Legend dating back to the 13th century has it that the Croatian-Hungarian king Bela IV took refuge in the old town of Kalnik to hide from invading Mongol armies. Due to the high walls of Kalnik castle and the lack of adequate weapons, the Mongols could not reach the king. Kalnik peasants who were hiding him, thought of starving them to surrender. However, as plums grew along Kalnik, the peasants began to feed the king with plums. Mongol armies eventually lost patience and withdrew, making Kalnik the only city that the fierce invaders did not conquer. As a token of gratitude, the king conferred noble titles on the peasants, and yet, having saved the king, were in a more favorable position.
The people of Križevci were extremely jealous of the noble titles for Kalnik peasants, and have mockingly called the Kalnik peasants ‘noble Kalnik plum growers’. The legend goes on to say that this is when the quarrel between Upper and Lower city began, which lasted until a young man from Kalnik fell in love with a girl from the town.

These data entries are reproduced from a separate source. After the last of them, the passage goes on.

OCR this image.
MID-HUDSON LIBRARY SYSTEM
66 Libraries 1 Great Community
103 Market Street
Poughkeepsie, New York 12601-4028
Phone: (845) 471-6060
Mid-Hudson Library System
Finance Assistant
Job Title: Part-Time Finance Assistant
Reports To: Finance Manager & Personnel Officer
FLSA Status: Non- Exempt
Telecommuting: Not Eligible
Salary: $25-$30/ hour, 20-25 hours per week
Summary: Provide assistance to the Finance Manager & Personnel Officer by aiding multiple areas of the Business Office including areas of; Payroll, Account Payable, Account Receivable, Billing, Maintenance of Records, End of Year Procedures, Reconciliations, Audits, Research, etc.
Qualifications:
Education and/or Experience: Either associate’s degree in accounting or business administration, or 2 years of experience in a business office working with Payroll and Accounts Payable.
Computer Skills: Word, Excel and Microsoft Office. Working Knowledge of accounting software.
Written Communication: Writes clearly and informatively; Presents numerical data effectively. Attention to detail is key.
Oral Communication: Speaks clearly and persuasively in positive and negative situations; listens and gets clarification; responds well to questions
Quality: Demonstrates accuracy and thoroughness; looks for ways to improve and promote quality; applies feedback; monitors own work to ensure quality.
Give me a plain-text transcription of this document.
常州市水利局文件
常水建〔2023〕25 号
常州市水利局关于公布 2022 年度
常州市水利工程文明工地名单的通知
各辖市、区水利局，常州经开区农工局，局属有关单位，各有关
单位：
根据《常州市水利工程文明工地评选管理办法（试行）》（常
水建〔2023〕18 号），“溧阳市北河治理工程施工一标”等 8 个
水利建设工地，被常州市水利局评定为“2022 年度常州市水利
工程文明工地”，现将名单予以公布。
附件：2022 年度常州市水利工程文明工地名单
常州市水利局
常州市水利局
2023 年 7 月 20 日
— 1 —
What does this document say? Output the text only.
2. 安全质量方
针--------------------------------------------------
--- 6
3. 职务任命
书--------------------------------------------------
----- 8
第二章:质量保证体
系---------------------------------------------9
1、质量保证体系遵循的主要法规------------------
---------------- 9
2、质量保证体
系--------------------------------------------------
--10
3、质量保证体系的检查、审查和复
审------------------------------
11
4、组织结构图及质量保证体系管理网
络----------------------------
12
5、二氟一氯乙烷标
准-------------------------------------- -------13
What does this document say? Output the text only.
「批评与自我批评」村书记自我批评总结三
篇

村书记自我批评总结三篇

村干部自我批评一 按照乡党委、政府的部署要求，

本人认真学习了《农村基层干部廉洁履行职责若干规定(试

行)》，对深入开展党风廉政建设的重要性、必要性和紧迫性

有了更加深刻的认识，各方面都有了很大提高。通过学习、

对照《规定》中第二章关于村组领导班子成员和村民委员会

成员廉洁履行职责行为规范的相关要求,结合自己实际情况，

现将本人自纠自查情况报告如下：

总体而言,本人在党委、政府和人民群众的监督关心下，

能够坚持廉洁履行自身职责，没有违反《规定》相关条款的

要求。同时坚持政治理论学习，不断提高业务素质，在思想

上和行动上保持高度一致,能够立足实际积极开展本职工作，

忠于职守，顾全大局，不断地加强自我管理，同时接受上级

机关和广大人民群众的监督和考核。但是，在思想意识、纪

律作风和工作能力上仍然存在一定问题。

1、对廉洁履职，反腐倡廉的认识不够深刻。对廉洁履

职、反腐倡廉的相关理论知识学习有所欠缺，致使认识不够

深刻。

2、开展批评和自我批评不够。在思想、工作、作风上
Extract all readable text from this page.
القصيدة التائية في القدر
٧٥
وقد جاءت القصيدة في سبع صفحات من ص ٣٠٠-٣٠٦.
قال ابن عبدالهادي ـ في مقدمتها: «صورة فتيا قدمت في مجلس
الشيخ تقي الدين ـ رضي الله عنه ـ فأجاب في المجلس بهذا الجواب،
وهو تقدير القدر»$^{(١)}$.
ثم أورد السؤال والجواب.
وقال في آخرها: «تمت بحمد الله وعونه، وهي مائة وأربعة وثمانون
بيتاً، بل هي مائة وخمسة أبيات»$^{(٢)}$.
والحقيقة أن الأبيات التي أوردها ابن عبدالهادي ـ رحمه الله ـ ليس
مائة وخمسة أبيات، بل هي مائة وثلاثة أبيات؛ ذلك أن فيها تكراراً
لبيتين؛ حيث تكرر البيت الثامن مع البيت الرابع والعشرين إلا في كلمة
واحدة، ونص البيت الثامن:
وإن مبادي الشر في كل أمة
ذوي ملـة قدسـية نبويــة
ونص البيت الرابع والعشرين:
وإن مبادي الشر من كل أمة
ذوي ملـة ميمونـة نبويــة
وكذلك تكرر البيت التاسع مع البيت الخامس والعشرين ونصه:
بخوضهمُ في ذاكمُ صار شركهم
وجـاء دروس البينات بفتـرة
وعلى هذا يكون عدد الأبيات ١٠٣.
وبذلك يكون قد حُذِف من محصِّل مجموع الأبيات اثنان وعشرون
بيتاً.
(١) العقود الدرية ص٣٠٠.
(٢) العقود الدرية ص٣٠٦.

As love prevailed, before the wedding they had to reconcile and ‘put something together’. The people of Kalnik brought wine and plum brandy to the festival of reconciliation, since they were ‘plum growers’, and the citizens prepared an ox, which is traditionally roasted on Spravišče today, so they all rejoiced, ate and drank for three days.
The symbolism of Spravišče is the reconciliation between the Kalnik plum noblemen and the Križevci citizens. In the traditional spelling of reconciliation of Križevci citizens and Kalnik plum nobles, all those gathered are reminded of the creation of the Križevci statutes. Spravišče is large fair where the cultural and historical heritage of the Križevci region is presented. The event is accompanied by various cultural events: performances by folklore groups, presentation of traditional crafts, crafts, local handicrafts, local Prigorje dishes and wines, exhibitions, literary evenings, concerts of classical, folk and popular music, sports competitions and other surprises. Križevci, a town that, during Spravišče, with its squares, becomes a large stage with appropriate programs for all ages.
The only female historical unit in the world that has its roots in July 1848, when Ban Josip Jelačić was guarded by girls from Križevci, a native of Križevci who stood at the entrance to the bishop’s court. They stood conscious of their duty at the door, and in their gentle hands gleamed a deadly weapon. The Križevci Girl’s Guard successfully represents Križevci by participating in numerous events across the country and abroad.